EFFECTS OF THE INVENTION As is apparent from the above embodiments, the present invention is a time axis correction means for replacing a composite sync signal of a reproduced video signal with a composite horizontal sync signal separately provided with reference to the trailing edge of the horizontal sync signal. A means for adjusting the time width of the horizontal sync signal in the composite sync signal to be replaced is provided, and the timing of the leading edge of the horizontal sync signal of the playback video signal whose time axis is corrected is made equal to the timing of the original playback video signal. be able to.

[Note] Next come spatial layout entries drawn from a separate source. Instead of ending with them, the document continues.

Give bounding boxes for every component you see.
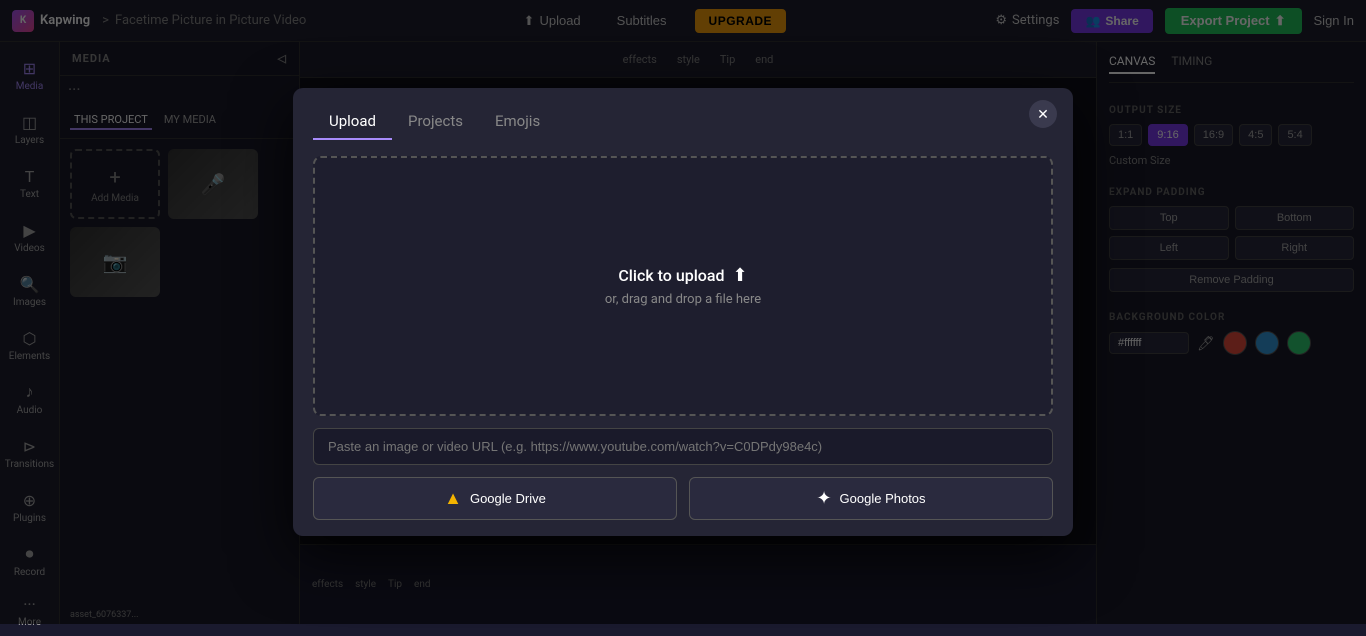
google-photos-button[interactable]: ✦ Google Photos: [689, 477, 1053, 520]
modal-header: Upload Projects Emojis ✕: [293, 88, 1073, 140]
upload-sub-text: or, drag and drop a file here: [605, 292, 761, 307]
upload-modal: Upload Projects Emojis ✕ Click to upload…: [293, 88, 1073, 536]
google-drive-icon: ▲: [444, 488, 462, 509]
google-drive-button[interactable]: ▲ Google Drive: [313, 477, 677, 520]
url-paste-input[interactable]: [313, 428, 1053, 465]
modal-close-button[interactable]: ✕: [1029, 100, 1057, 128]
modal-overlay[interactable]: Upload Projects Emojis ✕ Click to upload…: [0, 0, 1366, 624]
cloud-buttons: ▲ Google Drive ✦ Google Photos: [313, 477, 1053, 520]
modal-body: Click to upload ⬆ or, drag and drop a fi…: [293, 140, 1073, 536]
upload-arrow-icon: ⬆: [733, 265, 748, 286]
google-photos-icon: ✦: [816, 488, 831, 509]
modal-tab-projects[interactable]: Projects: [392, 104, 479, 140]
modal-tab-upload[interactable]: Upload: [313, 104, 392, 140]
upload-dropzone[interactable]: Click to upload ⬆ or, drag and drop a fi…: [313, 156, 1053, 416]
modal-tab-emojis[interactable]: Emojis: [479, 104, 556, 140]
upload-main-text: Click to upload ⬆: [618, 265, 747, 286]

[Brief description of drawings]

FIG. 1 is a block diagram of a time axis error correction device according to an embodiment of the present invention, FIG. 2 is a waveform diagram showing output waveforms of each block of FIG. 1, and FIG. 3 is a conventional time axis error correction device. A block diagram and FIG. 4 are waveform diagrams showing the output waveforms of the blocks of FIG. 12 ... video signal input terminal, 17 ... memory, 19 ... synchronization signal generation circuit, 22 ... width detection circuit, 23 ... phase adjustment circuit,
24 ... Replacement circuit, 25 ... output terminal, 30 ... writing means, 31 ... reading means, 32 ... synchronous signal generating means, 33 ...
Time axis correction means.

Claims (1)

[Claims] 1. A writing means for writing the input first video signal in a memory, a sync signal generating means for generating a reference composite sync signal, and a synchronization signal generating means for generating the reference composite sync signal from the memory. A reading means for reading out at a timing and outputting it as a second video signal, and a third synchronizing means which replaces the composite synchronizing signal of the second video signal by matching the trailing edge portion with the reference composite synchronizing signal whose phase is adjusted. A time axis correcting means for outputting a video signal, wherein the time axis correcting means detects a time width of the horizontal synchronizing signal of the second video signal and outputs a control signal corresponding to the width. And a phase adjusting means for adjusting the time width of the horizontal sync signal in the reference composite sync signal at the leading edge thereof with the control signal, and the time width of the horizontal sync signal of the third video signal is the second width. Video signal Time base error correcting apparatus characterized by being adjusted by the duration of the horizontal synchronization signal.